Andrzej Sołtysik: "My ludziom nie szkodzimy"
Pierwsza edycja programu "Tylko miłość" była jednak jedyną, jaką zrealizowano. Wiosną show nie wróciło na antenę, choć jak uparcie twierdził Andrzej Sołtysik, ta decyzja nie miała nic wspólnego z tragedią uczestnika.
- Decyzję o wiosennej ramówce podjęto jesienią. Nie wiąże się to z przypadkiem Grzegorza, bo nie uważamy, żeby udział w programie "Tylko miłość" miał jakikolwiek związek z jego krokiem. My ludziom nie szkodzimy. Jesteśmy jak lekarz, który próbuje pomóc, ale nie zawsze się to udaje.
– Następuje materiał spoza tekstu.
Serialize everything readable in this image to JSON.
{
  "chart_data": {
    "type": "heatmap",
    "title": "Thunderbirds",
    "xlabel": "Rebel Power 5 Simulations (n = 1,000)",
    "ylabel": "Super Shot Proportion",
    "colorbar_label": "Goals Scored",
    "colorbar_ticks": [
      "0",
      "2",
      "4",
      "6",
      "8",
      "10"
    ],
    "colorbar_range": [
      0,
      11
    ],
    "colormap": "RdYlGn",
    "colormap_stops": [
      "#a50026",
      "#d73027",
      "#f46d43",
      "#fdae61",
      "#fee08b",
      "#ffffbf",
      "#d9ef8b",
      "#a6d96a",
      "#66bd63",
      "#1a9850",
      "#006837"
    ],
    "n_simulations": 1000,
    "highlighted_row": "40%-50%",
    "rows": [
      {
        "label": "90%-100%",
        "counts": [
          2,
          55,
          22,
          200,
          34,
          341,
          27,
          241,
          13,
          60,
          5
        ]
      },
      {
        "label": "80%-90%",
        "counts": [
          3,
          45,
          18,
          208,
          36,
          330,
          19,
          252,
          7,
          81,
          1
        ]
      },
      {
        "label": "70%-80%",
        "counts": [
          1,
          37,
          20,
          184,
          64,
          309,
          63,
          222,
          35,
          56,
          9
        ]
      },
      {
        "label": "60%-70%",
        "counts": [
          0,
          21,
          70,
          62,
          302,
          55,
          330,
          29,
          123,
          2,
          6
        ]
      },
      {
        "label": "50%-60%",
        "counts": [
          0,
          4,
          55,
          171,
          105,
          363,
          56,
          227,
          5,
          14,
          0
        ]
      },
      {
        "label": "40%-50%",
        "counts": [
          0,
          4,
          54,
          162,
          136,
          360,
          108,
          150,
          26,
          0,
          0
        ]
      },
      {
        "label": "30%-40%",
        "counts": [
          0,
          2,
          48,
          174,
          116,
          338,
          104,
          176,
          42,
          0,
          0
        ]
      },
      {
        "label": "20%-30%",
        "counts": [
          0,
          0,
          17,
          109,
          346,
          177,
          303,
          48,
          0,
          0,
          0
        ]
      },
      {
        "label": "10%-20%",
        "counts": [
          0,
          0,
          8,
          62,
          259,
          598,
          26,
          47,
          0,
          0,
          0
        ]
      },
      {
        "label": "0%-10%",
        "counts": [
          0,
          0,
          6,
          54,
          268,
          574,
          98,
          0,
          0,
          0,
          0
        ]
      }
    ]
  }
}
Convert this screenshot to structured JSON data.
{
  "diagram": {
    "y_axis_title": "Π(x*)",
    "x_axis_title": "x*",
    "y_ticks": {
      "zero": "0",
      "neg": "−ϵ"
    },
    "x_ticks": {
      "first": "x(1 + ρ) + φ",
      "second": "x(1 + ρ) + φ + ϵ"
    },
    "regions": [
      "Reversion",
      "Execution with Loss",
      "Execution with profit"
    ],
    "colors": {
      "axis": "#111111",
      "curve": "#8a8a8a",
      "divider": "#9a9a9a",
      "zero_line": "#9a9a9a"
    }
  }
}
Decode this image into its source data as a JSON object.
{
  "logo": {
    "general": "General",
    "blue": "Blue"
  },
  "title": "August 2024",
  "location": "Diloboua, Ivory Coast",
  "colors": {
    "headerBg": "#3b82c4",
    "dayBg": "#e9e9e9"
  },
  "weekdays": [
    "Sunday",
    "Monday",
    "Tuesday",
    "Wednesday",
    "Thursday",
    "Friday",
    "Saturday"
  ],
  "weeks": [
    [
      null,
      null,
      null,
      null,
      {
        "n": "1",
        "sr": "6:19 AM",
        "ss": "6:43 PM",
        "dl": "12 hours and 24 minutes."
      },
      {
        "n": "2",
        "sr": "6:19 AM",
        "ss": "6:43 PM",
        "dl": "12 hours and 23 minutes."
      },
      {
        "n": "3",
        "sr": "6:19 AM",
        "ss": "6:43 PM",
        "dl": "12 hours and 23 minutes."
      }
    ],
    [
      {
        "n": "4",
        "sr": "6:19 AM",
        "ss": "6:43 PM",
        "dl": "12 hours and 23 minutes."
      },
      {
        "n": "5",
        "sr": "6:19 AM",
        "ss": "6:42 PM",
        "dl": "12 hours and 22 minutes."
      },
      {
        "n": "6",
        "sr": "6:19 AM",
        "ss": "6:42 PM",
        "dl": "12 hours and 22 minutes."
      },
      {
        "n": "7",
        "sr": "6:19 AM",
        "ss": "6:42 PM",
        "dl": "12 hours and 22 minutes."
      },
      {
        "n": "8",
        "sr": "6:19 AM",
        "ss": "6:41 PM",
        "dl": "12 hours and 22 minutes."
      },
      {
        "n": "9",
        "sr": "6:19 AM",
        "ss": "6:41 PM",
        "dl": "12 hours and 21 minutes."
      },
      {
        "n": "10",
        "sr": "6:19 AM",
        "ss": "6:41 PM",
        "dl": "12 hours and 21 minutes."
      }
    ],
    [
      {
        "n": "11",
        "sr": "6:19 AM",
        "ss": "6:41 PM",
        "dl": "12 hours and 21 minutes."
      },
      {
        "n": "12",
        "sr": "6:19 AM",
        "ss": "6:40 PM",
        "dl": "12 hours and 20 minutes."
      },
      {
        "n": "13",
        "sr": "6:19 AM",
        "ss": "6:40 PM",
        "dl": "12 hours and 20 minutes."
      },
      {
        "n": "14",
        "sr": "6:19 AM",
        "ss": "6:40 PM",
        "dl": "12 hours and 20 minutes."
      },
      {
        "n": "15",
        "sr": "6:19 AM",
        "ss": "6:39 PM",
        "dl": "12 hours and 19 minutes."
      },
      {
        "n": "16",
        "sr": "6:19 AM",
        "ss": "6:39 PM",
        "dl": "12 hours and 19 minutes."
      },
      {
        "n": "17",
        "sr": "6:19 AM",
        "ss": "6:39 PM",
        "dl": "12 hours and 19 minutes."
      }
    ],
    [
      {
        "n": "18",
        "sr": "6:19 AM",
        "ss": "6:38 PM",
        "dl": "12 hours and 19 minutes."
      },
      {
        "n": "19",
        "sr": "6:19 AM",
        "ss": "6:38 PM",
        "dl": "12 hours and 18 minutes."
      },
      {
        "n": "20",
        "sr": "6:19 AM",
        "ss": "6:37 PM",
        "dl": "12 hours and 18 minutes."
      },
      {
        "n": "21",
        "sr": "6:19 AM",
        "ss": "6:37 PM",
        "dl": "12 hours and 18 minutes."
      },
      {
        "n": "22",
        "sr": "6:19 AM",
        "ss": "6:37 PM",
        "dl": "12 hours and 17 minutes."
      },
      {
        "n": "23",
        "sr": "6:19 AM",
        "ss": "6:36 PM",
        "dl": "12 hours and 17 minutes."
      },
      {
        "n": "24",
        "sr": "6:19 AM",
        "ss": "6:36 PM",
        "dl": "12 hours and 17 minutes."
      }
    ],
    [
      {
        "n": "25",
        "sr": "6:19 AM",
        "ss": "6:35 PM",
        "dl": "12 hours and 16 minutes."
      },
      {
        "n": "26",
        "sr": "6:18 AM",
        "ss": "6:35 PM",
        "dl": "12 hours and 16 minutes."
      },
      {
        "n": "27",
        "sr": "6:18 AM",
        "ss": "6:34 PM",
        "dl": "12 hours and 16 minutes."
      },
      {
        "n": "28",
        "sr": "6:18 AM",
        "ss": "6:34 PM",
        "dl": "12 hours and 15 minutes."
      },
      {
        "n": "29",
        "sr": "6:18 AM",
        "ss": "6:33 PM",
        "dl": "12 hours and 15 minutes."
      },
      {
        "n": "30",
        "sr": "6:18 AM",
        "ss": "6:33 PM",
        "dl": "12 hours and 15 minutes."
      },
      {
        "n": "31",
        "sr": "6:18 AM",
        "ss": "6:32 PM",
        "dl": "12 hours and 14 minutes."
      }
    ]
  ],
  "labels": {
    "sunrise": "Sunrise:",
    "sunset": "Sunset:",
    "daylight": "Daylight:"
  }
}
Program się skończył, Wiesia nie wróciła, życie dopisało dalszy ciąg - powiedział tygodnikowi "Polityka".
Choć rzeczywiscie trudno obarczać całą winą za tragedię telewizję, zauważono, że stacja nie widziała nic złego w promowaniu łzawym fragmentem z udziałem Grzegorza programu. W ocenie wielu widzów, kosztem tego bohatera budowano oglądalność. Największe pretensje do TVN miała matka Piechowskiego.
- Wiedzieli, że jest załamany. Po co nagrywali, jak płacze? Po co puszczali ten program, wiedząc, że nie ma dobrego zakończenia? - pytała dziennikarzy "Super Expressu".
Dziś takim zagraniom telewizji, niestety, nikt się już nie dziwi.